Bloating can be a symptom of lactose intolerance although there are usually additional symptoms which may not always be present with other types of food intolerance. Common symptoms include:

  • Pain or cramps in the abdomen
  • Gurgling or rumbling sounds in the abdomen
  • Excess gas / wind
  • Loose stools or dirrhea
  • Sometimes the stools are foamy
  • Vomiting

The symptoms of lactose intolerance may be mild or severe and depends on how much lactase your body makes. The symptoms usually appear within 2 hours of consuming milk or milk products.

Lactose Intolerance – Diagnosis

The two most common tests your doctor may suggest are:

  • Hydrogen breath test. This is a simple test which involves drinking a liquid containing lactose and then breathing into a machine several times over a period of a couple of hours. The hydrogen levels in your breath are measured, and if excessively high will indicate lactose intolerance. You will need to abstain from certain foods, medicines and cigarettes for a specified period before the test is carried out.
  • Lactose tolerance test. You may additionally be offered a blood test. This is transported out after drinking a liquid containing lactose. Your blood will be tested every 30 minutes over a 2 hour period. Again you will be expected to abstain from certain foods, medicines and cigarettes for a specified period before the test is carried out.

Lactose Intolerance – Treatment

If you are confirmed to be lactose intolerant, you will need to adapt your eating and drinking habits to control your symptoms. The degree of sensitivity varies from person to person so finding your own personal tolerance level is key to maintaining a healthy diet and controlling your symptoms. The most obvious first step to take is to limit the amount of milk and milk products in your diet. Sadly this does not just mean reducing the amount of bottled milk you drink. Unfortunately milk / milk product is present in many everyday foods. If your intolerance is severe you may need to make extra changes to your diet. However, it's thought that most people can have about 10 – 12g of lactose each day without suffering any adverse effects. This could be for example, in the form of 200ml / 7oz glass of milk, either full-fat, low-fat, or fat-free. It should be remembered that all milk contains the same amount of lactose regardless of fat content.
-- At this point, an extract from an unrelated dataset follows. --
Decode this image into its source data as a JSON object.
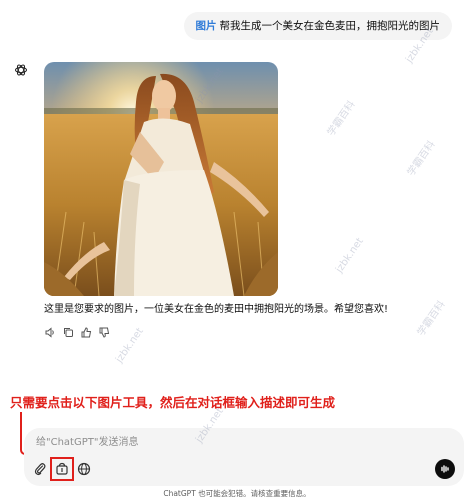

Working out your own tolerance level can take time and patience, you will need to stick to a strict restricted diet for a few days until symptoms subside before reintroducing milk type products. Some people with lactose intolerance find that by combining a solid food (like cereal) with milk, may reduce or eliminate symptoms. It may also be helpful to spread consumption of dairy products throughout the day rather than in one sitting.

Nowadays lactose free products are widely available from most grocery stores. It may be enough to control your symptoms simply by substituting your usual milk products with these lactose free alternatives. Soya products and non dairy creamers are also another option.